Data Editing
Once the data had been entered into the computerised database, the information contents of each data item for the different respondents (persons, households and/or islands) could be checked in detail for consistency. A number of the adjustments carried out are described in the following paragraphs to illustrate their range and scope. The purpose of the datacleaning operation was to ensure that all information used in the analysis was logically correct and
acceptable. Where the information was obviously faulty, and the correct value could not be inferred, the data were generally treated as non-response.
Errors in the data emanate from different sources. The most common problem was that enumerators did not always properly understand or code the information they obtained during household visits. This was the case with household consumption where the quantities noted down were sometimes inconsistent with the value and the standard unit of measurement. For instance, for a 50 kg bag of rice, the price would have been entered correctly but the quantity given as 1 (bag) rather than 50 (kg) as needed for data consistency. Errors made during the coding process, which resulted in the wrong allocation of the information, were far less frequent. The data-entry process generated two distinct types of errors. Firstly, there were data transcription (keypunching) errors, which form a normal part of the work and are controlled to the extent possible through edit checks in the data entry programmes. The second type of error introduced during data entry related to the structure of the data entry system. Information was sometimes missing in some parts of the questionnaires while other parts, logically linked to those sections, contained data. In some cases, information supplied in different sections was contradictory in nature. This
sometimes caused the data entry programme to stop, waiting for consistent information. When this was not available, dummy information was given to ensure continuation of data entry. Such problems should have been, and were mostly, captured in the field but in cases where they had slipped through, remedial action was necessary after data entry.
The following examples illustrate the cleaning process. The area available per person was calculated from the area of the house and the number of household members. If the result was less than five square feet per person, the information on size of the house was deleted and the household treated as nonrespondent for this question. The island questionnaire contained a question relating to the number of trips to the atoll capital or Male’ by dhoni (vessel). There were four possible answers, namely: daily, the number of times per week, the number of times per month, and frequently. During cleaning, all data were converted to the number of times per month. Because the focus was on islands from which there is infrequent dhoni traffic to the atoll capital or Male’, the answer frequently was above the limit set, at par with daily.
Another question on the island questionnaire asked for the distance to the nearest public telephone on another island. If the island itself had a public telephone, this question was not to be answered. In cases where this information was given, it was deleted. Where it was unclear whether the distance was given in hours as requested instead of in minutes, the distance was checked on the map and corrected as necessary.
For children between one and five years of age, the arm circumference, height and weight were measured. These measurements should have been in centimetres and kilograms. In a number of cases, measurements were clearly reported in inches and adjustments were made accordingly. In other instances, when there was no obvious correction procedure (children reportedly taller than 1.2 metres or less than three kilos in weight, for instance), the information was deleted and treated as non-response.

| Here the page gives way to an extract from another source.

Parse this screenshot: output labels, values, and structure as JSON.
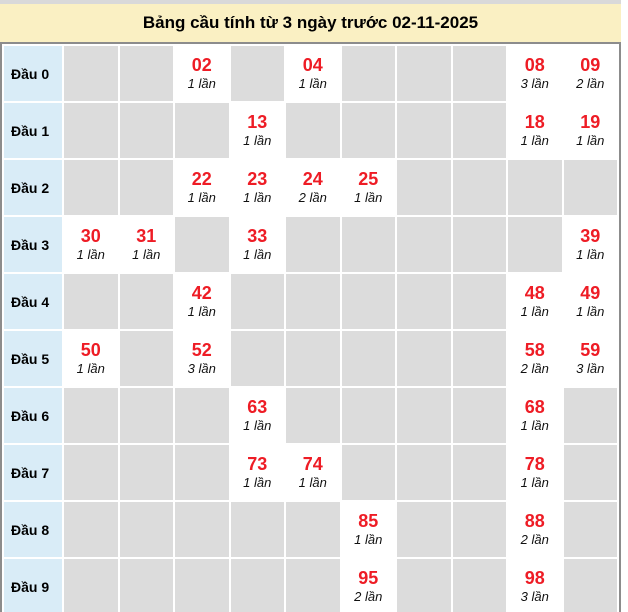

An important issue in the analysis of the data is the treatment of non-response. Even though data for a household, its members or the island may be available in general, it is often not available for all the items of information studied. In some cases, this is due to the lack of information in the original questionnaire, while in other cases it may be due to corrections applied in the data editing and cleaning steps described earlier. In all instances, missing information has in principle been treated in the same way.
The basic assumption is that non-response is unbiased; in other words, that the behaviour of non-respondents is the same as that of respondents. This assumption makes it possible to formulate consistent procedures for dealing with data gaps. In the simplest case and at the lowest level of aggregation, this means that the percentage of respondents giving a certain answer is also (assumed to be) the percentage of the total population at that level of aggregation giving that answer. As rates of non-response differ from one area to another, as well as from one data item to another, these percentages have to be converted to the number of persons represented. This allows for the aggregation of the information so that the percentage distributions and average values at higher levels (island, atoll and overall) can be calculated.
While this procedure is straightforward in principle, it becomes rather complicated when it involves a number of steps which all have their own non-response. This occurs for instance in the calculation of employment, unemployment and underemployment, which are calculated on the basis of the particular responses to a series of questions on the activities of each person above the age of 11 years.
Overall, not only was the sample size large, major efforts were also made to ensure that data complied with qualitative criteria reflected in the use of consistency and other checks.